Games up: Olympic blood cheats to face new test

Experts dropped heavy hints yesterday that the first test to detect "autologous" blood transplants – transfusions taken from and given back to the same individual – will be ready for the London games next year.

In the past, anti-doping authorities have refused to confirm whether or when such a test will be ready to be introduced, in the hope that the uncertainty will deter any athletes who may be considering autologous transfusions. However, rapid advances in analytical techniques has made it possible to detect red blood cells that have been stored outside the body prior to being transplanted back into the same individual, said Professor David Cowan, director of the Drug Control Centre at King's College London.

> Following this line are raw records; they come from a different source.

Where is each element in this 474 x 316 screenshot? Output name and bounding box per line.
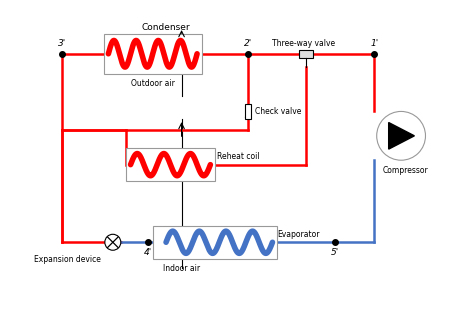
Text: Check valve: Check valve <box>255 107 301 116</box>
Text: Outdoor air: Outdoor air <box>131 79 175 88</box>
Text: 2': 2' <box>244 39 252 48</box>
Text: 1': 1' <box>370 39 379 48</box>
Circle shape <box>105 234 121 250</box>
Text: Three-way valve: Three-way valve <box>272 39 335 48</box>
Circle shape <box>377 112 426 160</box>
Bar <box>126 148 215 181</box>
Bar <box>153 226 277 259</box>
Polygon shape <box>389 123 414 149</box>
Bar <box>104 34 201 74</box>
Text: Reheat coil: Reheat coil <box>217 152 260 161</box>
Text: Evaporator: Evaporator <box>277 230 319 239</box>
Text: 4': 4' <box>144 248 153 257</box>
Bar <box>245 104 251 119</box>
Text: Compressor: Compressor <box>383 166 428 174</box>
Text: Condenser: Condenser <box>142 23 191 32</box>
Text: 3': 3' <box>58 39 66 48</box>
Text: Expansion device: Expansion device <box>35 255 101 264</box>
Text: Indoor air: Indoor air <box>163 264 200 273</box>
Text: 5': 5' <box>330 248 339 257</box>
Bar <box>299 50 313 58</box>
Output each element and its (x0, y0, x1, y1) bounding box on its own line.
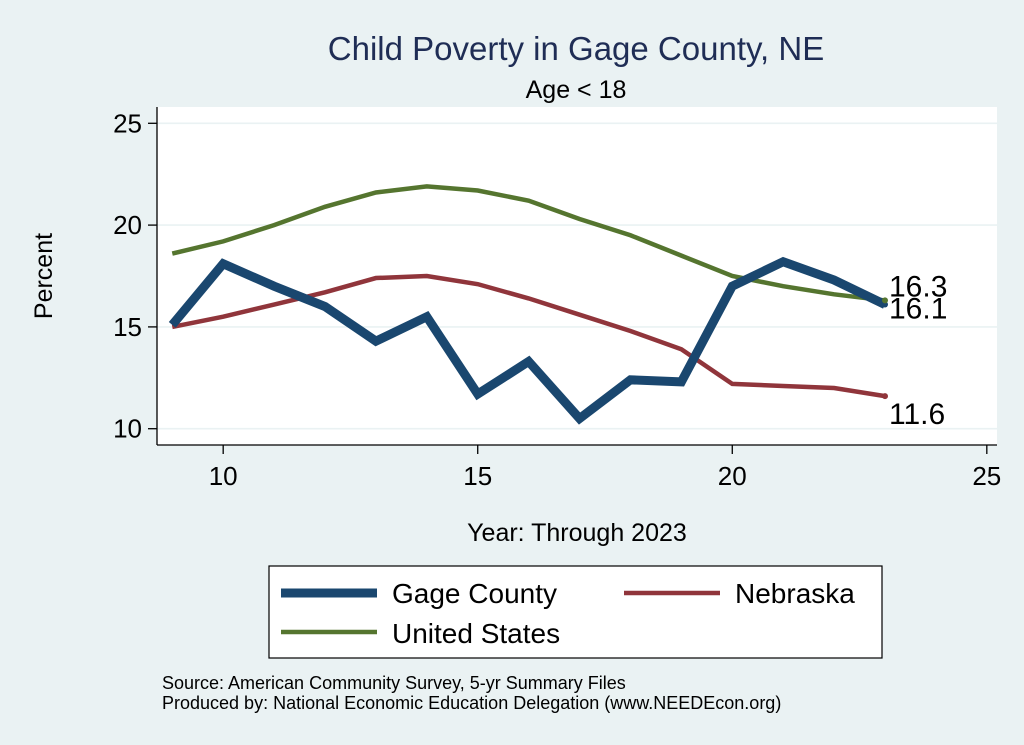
series-end-point-united-states (882, 297, 888, 304)
series-end-point-nebraska (882, 393, 888, 400)
chart-subtitle: Age < 18 (526, 76, 627, 104)
end-labels: 16.1 11.6 16.3 (889, 270, 947, 431)
x-axis-title: Year: Through 2023 (467, 519, 687, 547)
legend-label-gage-county: Gage County (392, 578, 557, 609)
produced-by-note: Produced by: National Economic Education… (162, 693, 781, 713)
end-label-united-states: 16.3 (889, 270, 947, 303)
series-line-united-states (171, 184, 886, 303)
end-label-gage-county: 16.1 (889, 293, 947, 326)
y-axis-ticks: 10 15 20 25 (113, 108, 157, 444)
y-tick-label-20: 20 (113, 210, 142, 240)
chart-title: Child Poverty in Gage County, NE (328, 30, 824, 67)
series-lines (168, 184, 888, 425)
y-tick-label-15: 15 (113, 312, 142, 342)
grid-lines (157, 122, 997, 430)
legend: Gage County Nebraska United States (268, 565, 883, 659)
series-line-nebraska (171, 273, 886, 399)
y-tick-label-10: 10 (113, 414, 142, 444)
legend-label-nebraska: Nebraska (735, 578, 855, 609)
legend-label-united-states: United States (392, 618, 560, 649)
x-tick-label-25: 25 (972, 461, 1001, 491)
y-tick-label-25: 25 (113, 108, 142, 138)
y-axis-title: Percent (30, 233, 58, 319)
x-tick-label-10: 10 (209, 461, 238, 491)
x-axis-ticks: 10 15 20 25 (209, 445, 1001, 491)
plot-area (157, 107, 997, 445)
series-line-gage-county (168, 256, 887, 425)
source-note: Source: American Community Survey, 5-yr … (162, 673, 626, 693)
legend-box (268, 565, 883, 659)
x-tick-label-15: 15 (463, 461, 492, 491)
end-label-nebraska: 11.6 (889, 398, 945, 431)
x-tick-label-20: 20 (718, 461, 747, 491)
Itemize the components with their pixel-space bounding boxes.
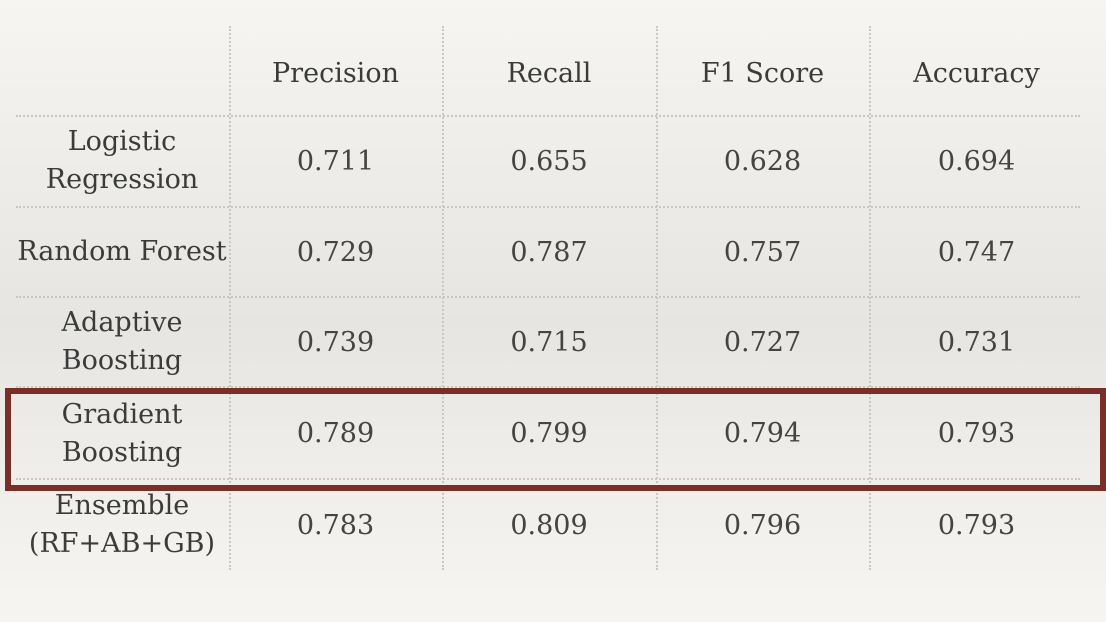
row-label-ensemble: Ensemble (RF+AB+GB) (16, 479, 228, 571)
table-cell-recall: 0.787 (510, 236, 588, 268)
row-label-line: Regression (45, 164, 199, 195)
row-label-random-forest: Random Forest (16, 207, 228, 297)
grid-hline (16, 206, 1080, 208)
table-cell-accuracy: 0.731 (937, 326, 1016, 358)
row-label-line: Gradient (61, 398, 183, 430)
row-label-line: Random Forest (17, 236, 227, 267)
table-cell-precision: 0.789 (296, 418, 375, 449)
column-header-accuracy: Accuracy (913, 57, 1040, 89)
row-label-logistic-regression: Logistic Regression (16, 116, 228, 206)
row-label-adaptive-boosting: Adaptive Boosting (16, 297, 228, 387)
table-cell-precision: 0.783 (296, 509, 375, 541)
row-label-line: Adaptive (61, 307, 183, 338)
table-cell-precision: 0.739 (296, 326, 375, 358)
table-row-highlighted: Gradient Boosting 0.789 0.799 0.794 0.79… (0, 388, 1106, 479)
row-label-line: Boosting (61, 345, 183, 376)
grid-hline (16, 296, 1080, 298)
grid-vline (869, 26, 871, 570)
grid-hline (16, 115, 1080, 117)
table-cell-f1-score: 0.794 (723, 418, 802, 449)
table-cell-f1-score: 0.727 (723, 326, 802, 358)
table-cell-f1-score: 0.796 (723, 509, 802, 541)
table-cell-recall: 0.799 (510, 418, 588, 449)
table-row: Ensemble (RF+AB+GB) 0.783 0.809 0.796 0.… (0, 479, 1106, 571)
row-label-gradient-boosting: Gradient Boosting (16, 388, 228, 479)
table-cell-f1-score: 0.628 (723, 145, 802, 177)
table-cell-recall: 0.809 (510, 509, 588, 541)
row-label-line: Logistic (67, 126, 177, 157)
table-cell-accuracy: 0.747 (937, 236, 1016, 268)
row-label-line: Boosting (61, 436, 183, 468)
table-cell-accuracy: 0.793 (937, 418, 1016, 449)
grid-vline (442, 26, 444, 570)
table-cell-accuracy: 0.793 (937, 509, 1016, 541)
table-row: Logistic Regression 0.711 0.655 0.628 0.… (0, 116, 1106, 206)
table-cell-precision: 0.729 (296, 236, 375, 268)
grid-hline (16, 478, 1080, 480)
table-row: Adaptive Boosting 0.739 0.715 0.727 0.73… (0, 297, 1106, 387)
column-header-recall: Recall (506, 57, 592, 89)
grid-vline (656, 26, 658, 570)
row-label-line: (RF+AB+GB) (28, 528, 216, 559)
table-row: Random Forest 0.729 0.787 0.757 0.747 (0, 207, 1106, 297)
table-cell-precision: 0.711 (296, 145, 375, 177)
table-cell-accuracy: 0.694 (937, 145, 1016, 177)
table-cell-recall: 0.715 (510, 326, 588, 358)
grid-vline (229, 26, 231, 570)
table-cell-recall: 0.655 (510, 145, 588, 177)
column-header-f1-score: F1 Score (700, 57, 825, 89)
table-cell-f1-score: 0.757 (723, 236, 802, 268)
row-label-line: Ensemble (54, 490, 190, 521)
grid-hline (16, 386, 1080, 388)
column-header-precision: Precision (272, 57, 399, 89)
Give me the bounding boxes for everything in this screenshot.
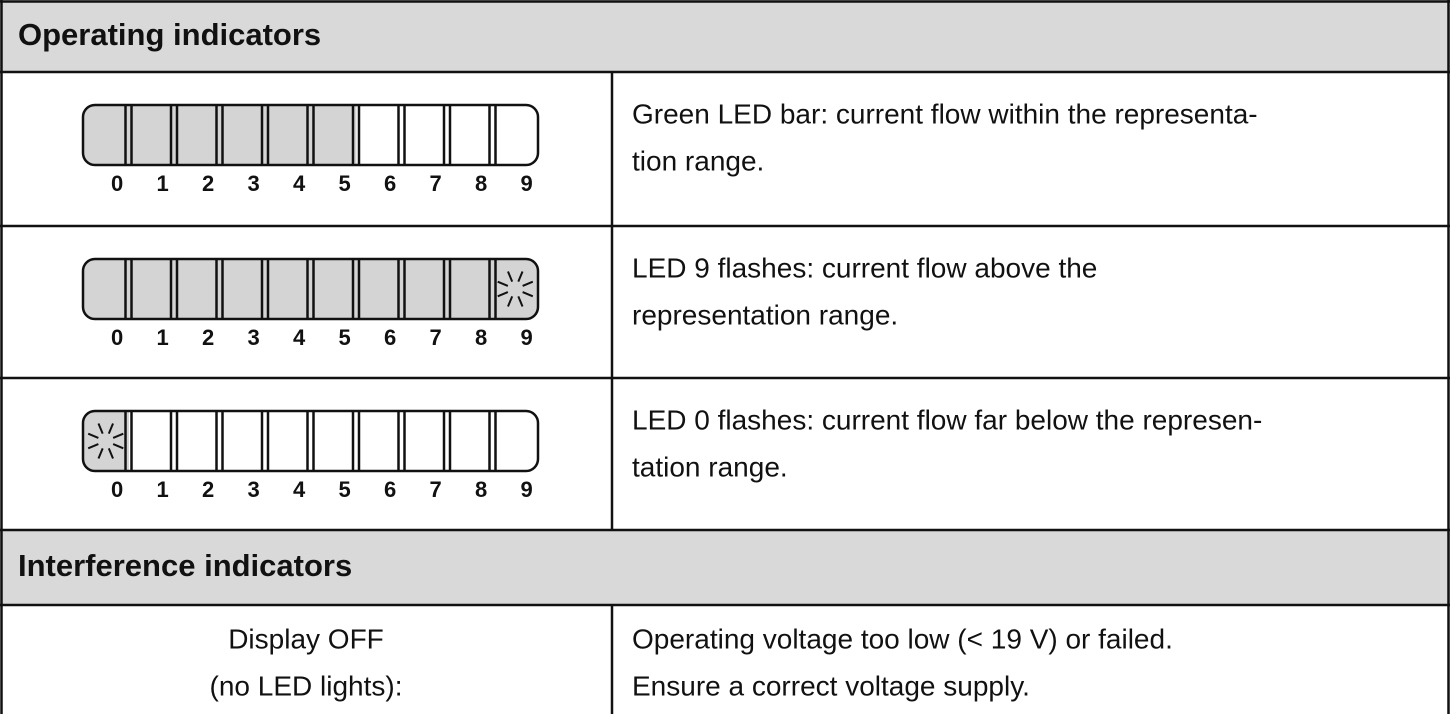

Autologous blood transfusions, which can significantly boost an athlete's performance by given them extra oxygen-carrying red cells, are one of the few methods of cheating in sport that cannot be detected by current scientific tests. The few cases of it occurring in the past, such as at the 2006 Winter Olympics in Turin, have been detected by old-fashioned investigations involving searches of a competitor's quarters for illicit transfusion paraphernalia.

However, Professor Cowan said that rapid advances, centred on the RNA molecules naturally present in red blood cells, have led to the real possibility of validating a reliable test in time for London 2012.

"I would like to get it in on time, but I cannot guarantee that it will be ready. But if we do... it will be sufficiently reliable to accuse an athlete, that's the key," Professor Cowan told the British Science Festival at Bradford University. "It's quite exciting times, a lot of things are happening at the moment.

"But we are not going to say when a test will be ready to work because what we want is to get the message out there that science is capable of detecting cheats. We want to deter people using drugs."

Boosting levels of red blood cells is known to be particularly beneficial in endurance sports that rely on stamina. Controlled trials of autologous blood transfusions on cross-country skiers, for instance, have demonstrated marked improvements in speed.

A test to detect "homologous" blood transfusions from other donors has been used by the World Anti-Doping Agency since 2000. It is based on a machine that can detect differences in antigens on the membranes of red cells, which shows whether an athlete has someone else's blood in theirs.

However, this method does not work when detecting an athlete's own blood transfusion. The new technique centres on a "gene chip" that can detect changes to the RNA molecule of red blood cells that indicate whether it has been stored outside the body.

"As the cell ages outside the body, the pattern of the RNA varies, and by using chip technology to look at these RNAs, you can say that there is a different pattern," Professor Cowan said.

A reliable test for autologous blood transfusions would fill one of the last big gaps in anti-doping technology. Other tests are already well-developed to detect the use of growth hormone or the new class of "gene-doping" drugs based on injections of DNA.

"We may not be doing as well as we like, and we can improve on it. But there are very few gaps remaining. The main ones are where we take something out [of the body] and put it back again," Professor Cowan said.